Innovating Health Care Delivery & Enhancing Brain Tumor Survivorship

Provides funding and allows the Secretary of HHS – through the National Institutes of Health (NIH), including the National Cancer Institute’s Office of Cancer Survivorship –  to make awards to eligible entities to establish programs to develop, study, or evaluate model systems for monitoring and caring for adult, adolescent, and pediatric brain tumor survivors throughout their lifespan, including evaluation of current health care models for transition to post-treatment care and care coordination. 

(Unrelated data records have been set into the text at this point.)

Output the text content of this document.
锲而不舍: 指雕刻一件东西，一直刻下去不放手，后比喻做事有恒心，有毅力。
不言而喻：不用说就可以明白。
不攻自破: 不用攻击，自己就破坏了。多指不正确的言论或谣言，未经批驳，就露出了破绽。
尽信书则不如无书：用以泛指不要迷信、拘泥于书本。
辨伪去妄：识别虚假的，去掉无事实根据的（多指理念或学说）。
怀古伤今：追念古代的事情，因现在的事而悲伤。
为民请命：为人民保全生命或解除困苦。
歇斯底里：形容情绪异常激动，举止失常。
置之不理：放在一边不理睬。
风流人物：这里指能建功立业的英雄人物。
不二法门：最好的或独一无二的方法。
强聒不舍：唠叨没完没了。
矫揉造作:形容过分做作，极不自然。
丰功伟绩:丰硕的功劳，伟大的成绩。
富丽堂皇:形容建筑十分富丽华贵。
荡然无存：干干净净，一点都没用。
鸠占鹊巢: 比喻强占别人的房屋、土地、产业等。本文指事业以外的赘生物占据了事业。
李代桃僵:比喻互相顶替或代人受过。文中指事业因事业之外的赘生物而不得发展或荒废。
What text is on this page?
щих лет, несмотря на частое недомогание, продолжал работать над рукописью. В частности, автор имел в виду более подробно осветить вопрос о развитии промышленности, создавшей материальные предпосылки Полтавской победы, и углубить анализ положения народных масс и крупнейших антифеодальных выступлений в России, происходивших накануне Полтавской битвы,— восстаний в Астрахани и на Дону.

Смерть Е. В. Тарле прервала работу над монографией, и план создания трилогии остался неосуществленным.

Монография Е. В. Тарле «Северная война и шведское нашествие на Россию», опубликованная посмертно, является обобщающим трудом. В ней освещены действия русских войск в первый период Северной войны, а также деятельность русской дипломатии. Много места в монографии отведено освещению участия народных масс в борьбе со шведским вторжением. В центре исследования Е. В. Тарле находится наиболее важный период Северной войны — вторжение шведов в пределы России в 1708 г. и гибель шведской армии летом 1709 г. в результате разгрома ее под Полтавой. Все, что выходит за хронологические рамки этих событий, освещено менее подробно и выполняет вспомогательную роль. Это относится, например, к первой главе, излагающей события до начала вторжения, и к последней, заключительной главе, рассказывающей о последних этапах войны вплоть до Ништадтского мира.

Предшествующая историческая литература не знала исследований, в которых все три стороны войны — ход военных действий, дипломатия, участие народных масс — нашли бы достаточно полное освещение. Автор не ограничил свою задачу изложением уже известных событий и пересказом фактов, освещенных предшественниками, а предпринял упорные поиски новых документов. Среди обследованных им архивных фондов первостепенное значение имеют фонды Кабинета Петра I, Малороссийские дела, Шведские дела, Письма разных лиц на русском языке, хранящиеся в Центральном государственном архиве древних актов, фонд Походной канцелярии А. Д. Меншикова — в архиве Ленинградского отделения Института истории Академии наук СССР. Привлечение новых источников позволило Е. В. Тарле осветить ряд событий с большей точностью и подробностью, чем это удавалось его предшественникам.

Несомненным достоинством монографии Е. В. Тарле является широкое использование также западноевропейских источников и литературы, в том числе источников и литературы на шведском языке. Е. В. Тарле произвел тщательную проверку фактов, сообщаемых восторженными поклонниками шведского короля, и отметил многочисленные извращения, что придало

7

• This provision calls for grants made by the NIH to foster needed innovation in health care delivery. 
  
• Quality of life for patients living with brain tumors ranges significantly with many different health outcomes. With so many adult and pediatric survivors of different types of brain tumors, it is important to develop appropriate innovative care systems for patients and their families including in palliative care and various settings including educational, social, community, and family.
  

Making Clinical Trials More Accessible to a Greater Number of Patients

Requires the FDA to develop new guidance to industry to help identify ways to reduce exclusion of brain tumor patients and other patients with rare and recalcitrant cancers from clinical trials evaluating treatments for other indications.

• This section calls for the FDA to develop guidance to help sponsors reduce this problem in ways that maintain the validity of clinical trials.
  
• Currently there is no FDA guidance document that specifically covers issues related to how to reduce exclusion in therapeutic (cancer and non-cancer) clinical trials based upon chronic condition/disease.
  
• Cancer patients may be excluded from clinical trials evaluating treatments for other diseases and conditions just because they have cancer.